Tim Wu, historian of information empires
It's 1934 and an engineer at Bell Labs by the name of Clarence Hickman has a secret machine in his office. It is the only one of its kind in existence. It's seven feet tall. And it does the following: if you call Mr. Hickman on the telephone, and should he not be in his office, it will beep and allow you to leave a message. Bell Labs has the world's first answering machine. Perhaps more important is what's inside the machine: magnetic recording tape. Eventually, this technology will lead not only to cassettes and VHS but also to the hard drive — arguably the foundation of the information age. Indeed, in 1934 there are only two instances of magnetic tape in the world: the other is in Nazi Germany. Both are top secret.
What happened to Hickman's invention? Nothing. Magnetic tape didn't appear in America until after the war, and it came from Germany. The answering machine was kept from the general public until the 1980s, when the FCC forced AT&T to allow "foreign attachments" on its telephones. Bell Labs suppressed the invention — which came to light only decades later, when a historian stumbled across Hickman's lab notebooks — because it feared the tape recorder would hurt telephone sales. In the '30s, Bell believed businessmen wouldn't use the phone if they knew there was a possibility their conversations would be recorded. Bell also believed that some fraction of all telephone conversations — perhaps as high as two-thirds — were indecent or obscene. In part, Bell set American information technology back by decades because it was afraid of phone sex.
Tim Wu is telling this story to a rapt, jam-packed classroom at Harvard University's Berkman Center for the Internet and Society. The audience has braved bitter cold on a Tuesday afternoon to hear him talk about his book The Master Switch, which came out late last year and stunned the tech and media worlds. To say that Wu has written a history of the information age is sort of like saying that Howard Zinn wrote a history of the United States. Wu is a young scholar but the first line of his obituary is already written: a few years back he coined the term "Net neutrality," then got the FCC to embrace it. In The Master Switch, he explains why it is necessary to keep information pipelines from being controlled by unrestrained corporations, wielding the weight of history to back him up.

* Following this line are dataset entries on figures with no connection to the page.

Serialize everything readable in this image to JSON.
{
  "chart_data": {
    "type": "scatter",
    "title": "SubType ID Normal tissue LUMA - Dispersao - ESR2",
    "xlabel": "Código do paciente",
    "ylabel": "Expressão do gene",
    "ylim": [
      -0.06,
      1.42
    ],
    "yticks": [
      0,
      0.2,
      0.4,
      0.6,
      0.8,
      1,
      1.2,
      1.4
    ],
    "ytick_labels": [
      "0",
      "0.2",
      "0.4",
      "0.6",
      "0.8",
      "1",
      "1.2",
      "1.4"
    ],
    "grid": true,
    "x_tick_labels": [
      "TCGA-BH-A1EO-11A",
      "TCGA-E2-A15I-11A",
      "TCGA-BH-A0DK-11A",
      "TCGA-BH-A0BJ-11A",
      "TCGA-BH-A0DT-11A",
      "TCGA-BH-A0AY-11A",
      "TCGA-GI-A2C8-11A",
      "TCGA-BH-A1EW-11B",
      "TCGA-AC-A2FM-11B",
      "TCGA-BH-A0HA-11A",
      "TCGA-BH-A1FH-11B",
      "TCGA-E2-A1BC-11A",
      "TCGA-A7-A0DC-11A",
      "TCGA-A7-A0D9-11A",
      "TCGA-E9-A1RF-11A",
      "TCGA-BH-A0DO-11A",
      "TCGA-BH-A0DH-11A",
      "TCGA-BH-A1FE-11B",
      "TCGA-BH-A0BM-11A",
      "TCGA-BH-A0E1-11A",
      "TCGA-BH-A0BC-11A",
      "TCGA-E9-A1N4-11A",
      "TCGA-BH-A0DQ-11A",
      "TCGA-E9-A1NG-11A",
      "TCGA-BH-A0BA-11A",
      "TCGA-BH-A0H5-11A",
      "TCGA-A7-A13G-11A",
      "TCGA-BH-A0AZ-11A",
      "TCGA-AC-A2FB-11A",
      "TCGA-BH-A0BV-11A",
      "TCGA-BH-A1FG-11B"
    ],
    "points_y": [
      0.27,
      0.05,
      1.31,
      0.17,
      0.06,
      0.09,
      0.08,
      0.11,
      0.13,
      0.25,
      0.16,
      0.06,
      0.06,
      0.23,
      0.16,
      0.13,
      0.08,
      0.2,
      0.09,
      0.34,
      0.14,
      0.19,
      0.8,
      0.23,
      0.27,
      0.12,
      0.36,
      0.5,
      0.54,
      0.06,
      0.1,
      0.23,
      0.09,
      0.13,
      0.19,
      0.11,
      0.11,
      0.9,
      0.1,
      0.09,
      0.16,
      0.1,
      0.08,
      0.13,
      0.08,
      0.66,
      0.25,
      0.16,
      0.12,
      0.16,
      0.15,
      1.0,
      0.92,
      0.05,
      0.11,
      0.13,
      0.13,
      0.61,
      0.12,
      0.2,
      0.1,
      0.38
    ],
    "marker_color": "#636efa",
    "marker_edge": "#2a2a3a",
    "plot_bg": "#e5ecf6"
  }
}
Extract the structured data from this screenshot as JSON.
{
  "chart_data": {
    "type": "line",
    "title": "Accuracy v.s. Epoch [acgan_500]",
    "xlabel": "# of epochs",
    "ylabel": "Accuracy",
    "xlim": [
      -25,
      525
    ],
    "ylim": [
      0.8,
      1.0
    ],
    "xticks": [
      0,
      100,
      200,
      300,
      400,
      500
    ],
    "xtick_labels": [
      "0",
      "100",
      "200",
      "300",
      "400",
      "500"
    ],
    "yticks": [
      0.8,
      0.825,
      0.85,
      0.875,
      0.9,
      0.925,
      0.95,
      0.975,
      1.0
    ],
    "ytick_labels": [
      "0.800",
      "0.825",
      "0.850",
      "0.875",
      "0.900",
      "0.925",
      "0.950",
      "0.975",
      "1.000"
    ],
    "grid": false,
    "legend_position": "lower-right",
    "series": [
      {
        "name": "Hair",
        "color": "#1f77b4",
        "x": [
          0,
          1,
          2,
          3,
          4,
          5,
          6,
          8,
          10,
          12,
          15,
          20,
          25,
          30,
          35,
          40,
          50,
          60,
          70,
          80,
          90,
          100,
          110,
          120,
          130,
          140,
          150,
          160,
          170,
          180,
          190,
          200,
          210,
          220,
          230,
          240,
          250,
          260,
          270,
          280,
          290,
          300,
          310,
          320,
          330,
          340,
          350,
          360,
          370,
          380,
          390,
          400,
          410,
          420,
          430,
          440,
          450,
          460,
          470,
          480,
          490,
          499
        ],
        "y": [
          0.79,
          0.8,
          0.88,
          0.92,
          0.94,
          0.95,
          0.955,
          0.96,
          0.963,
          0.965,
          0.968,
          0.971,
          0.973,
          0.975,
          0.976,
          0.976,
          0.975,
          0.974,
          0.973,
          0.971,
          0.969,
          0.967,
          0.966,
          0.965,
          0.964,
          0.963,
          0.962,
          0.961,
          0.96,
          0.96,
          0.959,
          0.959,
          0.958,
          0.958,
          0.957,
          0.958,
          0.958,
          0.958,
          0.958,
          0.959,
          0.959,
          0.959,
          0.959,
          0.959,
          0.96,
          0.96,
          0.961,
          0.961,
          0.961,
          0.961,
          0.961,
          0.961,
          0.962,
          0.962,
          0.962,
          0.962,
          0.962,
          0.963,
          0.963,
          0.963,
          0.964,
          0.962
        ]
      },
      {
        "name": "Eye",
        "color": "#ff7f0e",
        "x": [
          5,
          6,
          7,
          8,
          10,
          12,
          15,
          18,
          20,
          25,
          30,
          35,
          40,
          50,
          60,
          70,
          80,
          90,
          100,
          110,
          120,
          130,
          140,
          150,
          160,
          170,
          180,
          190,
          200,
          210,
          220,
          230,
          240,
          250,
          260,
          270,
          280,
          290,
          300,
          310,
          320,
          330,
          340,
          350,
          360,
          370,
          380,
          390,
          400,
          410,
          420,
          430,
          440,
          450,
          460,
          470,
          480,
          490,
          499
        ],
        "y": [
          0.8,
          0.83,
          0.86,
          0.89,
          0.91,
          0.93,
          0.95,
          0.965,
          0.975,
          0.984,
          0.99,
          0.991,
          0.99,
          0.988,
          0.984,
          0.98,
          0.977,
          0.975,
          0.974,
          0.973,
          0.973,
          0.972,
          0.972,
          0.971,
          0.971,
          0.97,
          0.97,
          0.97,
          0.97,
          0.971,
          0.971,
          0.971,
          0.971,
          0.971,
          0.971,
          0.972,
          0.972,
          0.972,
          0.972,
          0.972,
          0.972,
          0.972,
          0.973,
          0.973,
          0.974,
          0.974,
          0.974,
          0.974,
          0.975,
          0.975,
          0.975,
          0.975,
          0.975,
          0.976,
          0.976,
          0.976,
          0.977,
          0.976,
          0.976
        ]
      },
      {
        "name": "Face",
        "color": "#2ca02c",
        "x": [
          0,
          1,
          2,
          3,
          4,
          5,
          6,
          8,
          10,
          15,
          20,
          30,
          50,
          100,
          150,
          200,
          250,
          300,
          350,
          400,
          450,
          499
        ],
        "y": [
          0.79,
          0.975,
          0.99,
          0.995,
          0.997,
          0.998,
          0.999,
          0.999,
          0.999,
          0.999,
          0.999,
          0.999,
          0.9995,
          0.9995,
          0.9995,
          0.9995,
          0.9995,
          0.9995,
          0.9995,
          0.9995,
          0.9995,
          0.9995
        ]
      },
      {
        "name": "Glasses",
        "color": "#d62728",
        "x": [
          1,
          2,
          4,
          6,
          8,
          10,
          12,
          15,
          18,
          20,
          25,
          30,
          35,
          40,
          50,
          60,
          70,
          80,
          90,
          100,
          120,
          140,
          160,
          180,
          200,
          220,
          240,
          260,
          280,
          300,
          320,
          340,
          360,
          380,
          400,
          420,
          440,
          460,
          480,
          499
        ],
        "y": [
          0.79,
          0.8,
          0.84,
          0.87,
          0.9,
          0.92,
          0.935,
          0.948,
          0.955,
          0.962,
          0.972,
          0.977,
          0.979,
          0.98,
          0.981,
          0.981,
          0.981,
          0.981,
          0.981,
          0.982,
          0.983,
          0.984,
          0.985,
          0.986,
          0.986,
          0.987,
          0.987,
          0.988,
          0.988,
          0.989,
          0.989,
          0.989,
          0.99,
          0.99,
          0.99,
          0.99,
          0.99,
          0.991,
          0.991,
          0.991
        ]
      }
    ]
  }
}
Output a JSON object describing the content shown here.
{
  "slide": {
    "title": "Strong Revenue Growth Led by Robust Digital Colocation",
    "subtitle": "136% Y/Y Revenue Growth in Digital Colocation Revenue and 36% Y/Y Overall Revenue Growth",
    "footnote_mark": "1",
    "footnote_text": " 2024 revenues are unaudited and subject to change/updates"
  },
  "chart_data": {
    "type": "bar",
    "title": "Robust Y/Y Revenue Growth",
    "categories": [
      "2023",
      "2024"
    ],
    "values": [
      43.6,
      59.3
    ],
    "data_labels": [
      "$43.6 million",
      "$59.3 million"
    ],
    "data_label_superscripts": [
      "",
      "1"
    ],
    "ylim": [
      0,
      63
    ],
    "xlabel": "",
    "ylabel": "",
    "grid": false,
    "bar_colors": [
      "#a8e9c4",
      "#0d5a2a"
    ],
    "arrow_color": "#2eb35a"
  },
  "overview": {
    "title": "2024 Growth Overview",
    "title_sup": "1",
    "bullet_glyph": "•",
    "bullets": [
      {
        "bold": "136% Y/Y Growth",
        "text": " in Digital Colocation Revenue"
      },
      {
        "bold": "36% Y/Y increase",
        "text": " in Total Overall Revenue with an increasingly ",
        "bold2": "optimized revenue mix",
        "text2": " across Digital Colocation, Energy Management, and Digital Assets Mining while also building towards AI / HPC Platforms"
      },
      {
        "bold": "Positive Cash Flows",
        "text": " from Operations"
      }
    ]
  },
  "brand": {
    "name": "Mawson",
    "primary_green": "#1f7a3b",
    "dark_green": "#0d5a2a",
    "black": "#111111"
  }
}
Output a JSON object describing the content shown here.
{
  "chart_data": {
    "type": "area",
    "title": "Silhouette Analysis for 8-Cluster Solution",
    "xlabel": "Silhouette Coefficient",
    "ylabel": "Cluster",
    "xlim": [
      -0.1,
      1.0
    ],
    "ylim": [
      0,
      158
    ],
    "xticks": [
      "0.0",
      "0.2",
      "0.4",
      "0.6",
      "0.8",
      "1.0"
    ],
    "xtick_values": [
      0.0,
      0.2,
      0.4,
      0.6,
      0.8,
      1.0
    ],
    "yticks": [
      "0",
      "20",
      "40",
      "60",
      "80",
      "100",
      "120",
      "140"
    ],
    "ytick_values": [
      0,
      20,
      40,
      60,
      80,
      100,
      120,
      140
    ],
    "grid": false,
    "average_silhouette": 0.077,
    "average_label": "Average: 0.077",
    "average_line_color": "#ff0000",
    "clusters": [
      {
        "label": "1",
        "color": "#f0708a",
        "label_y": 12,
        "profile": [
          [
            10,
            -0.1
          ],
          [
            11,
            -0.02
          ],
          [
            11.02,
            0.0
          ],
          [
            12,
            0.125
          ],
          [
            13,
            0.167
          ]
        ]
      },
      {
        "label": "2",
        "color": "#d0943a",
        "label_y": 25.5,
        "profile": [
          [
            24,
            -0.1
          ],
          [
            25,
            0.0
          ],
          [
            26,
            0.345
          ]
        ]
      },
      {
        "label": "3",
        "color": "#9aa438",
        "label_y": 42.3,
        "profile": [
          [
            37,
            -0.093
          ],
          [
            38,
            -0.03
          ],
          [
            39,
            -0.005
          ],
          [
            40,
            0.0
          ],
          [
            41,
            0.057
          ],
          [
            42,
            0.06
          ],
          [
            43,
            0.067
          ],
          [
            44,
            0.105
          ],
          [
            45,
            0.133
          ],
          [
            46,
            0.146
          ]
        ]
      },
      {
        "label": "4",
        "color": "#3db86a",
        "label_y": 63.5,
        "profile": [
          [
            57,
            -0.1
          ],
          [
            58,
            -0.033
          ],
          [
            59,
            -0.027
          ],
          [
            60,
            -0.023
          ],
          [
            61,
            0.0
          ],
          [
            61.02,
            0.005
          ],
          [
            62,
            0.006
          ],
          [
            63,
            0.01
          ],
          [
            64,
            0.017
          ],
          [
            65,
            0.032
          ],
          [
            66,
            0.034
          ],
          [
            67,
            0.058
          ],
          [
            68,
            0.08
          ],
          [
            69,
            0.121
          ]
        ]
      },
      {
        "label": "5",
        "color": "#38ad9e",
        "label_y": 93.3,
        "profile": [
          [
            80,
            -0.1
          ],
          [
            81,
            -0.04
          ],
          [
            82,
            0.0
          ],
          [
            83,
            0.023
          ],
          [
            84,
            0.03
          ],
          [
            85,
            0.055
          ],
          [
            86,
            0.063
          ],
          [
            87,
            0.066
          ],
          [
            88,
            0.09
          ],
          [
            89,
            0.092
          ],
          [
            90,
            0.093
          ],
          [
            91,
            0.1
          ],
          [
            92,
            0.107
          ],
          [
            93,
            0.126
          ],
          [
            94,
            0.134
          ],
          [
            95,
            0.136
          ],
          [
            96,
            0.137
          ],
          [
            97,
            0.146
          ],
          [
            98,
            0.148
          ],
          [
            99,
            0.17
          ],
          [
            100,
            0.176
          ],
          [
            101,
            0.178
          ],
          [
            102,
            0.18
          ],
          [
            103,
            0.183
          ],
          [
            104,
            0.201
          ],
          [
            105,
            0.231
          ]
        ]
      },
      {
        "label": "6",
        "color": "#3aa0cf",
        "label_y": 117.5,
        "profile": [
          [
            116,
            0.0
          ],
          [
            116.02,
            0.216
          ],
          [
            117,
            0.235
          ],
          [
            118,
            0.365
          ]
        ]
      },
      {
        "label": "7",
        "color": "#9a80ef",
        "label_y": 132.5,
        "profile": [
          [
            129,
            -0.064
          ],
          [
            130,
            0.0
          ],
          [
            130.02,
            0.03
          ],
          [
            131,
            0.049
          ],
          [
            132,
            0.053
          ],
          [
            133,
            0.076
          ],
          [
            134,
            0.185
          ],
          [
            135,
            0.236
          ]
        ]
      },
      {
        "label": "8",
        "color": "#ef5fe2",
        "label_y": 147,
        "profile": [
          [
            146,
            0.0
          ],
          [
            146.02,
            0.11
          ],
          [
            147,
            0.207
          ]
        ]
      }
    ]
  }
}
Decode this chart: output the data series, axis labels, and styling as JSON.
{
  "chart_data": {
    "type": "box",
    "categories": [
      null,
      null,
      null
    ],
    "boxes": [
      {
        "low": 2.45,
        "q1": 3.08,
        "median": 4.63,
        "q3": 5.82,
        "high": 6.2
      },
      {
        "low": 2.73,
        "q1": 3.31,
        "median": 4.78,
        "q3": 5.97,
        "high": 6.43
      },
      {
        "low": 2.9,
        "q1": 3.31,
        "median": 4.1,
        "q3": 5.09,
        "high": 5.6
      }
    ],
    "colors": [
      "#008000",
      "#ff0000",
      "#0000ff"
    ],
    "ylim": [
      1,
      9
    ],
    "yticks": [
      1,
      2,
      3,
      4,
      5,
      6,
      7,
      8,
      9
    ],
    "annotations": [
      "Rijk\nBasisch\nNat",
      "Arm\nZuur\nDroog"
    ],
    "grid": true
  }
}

What The Master Switch says is something like this: the Internet revolution may seem exceptional, but it isn't. There have been at least four major information empires in the last 100 years. All of them began like the Internet: as open systems built on disruptive innovations, often displacing large industries. Bell, after all, began as a two-man startup in a Boston attic. But eventually these innovations — telephone, radio, television, cable — produced government-sanctioned monopolies, and those monopolies suppressed innovation to save their own skins. The same thing, Wu suggests, will happen to the Internet unless we do something about it.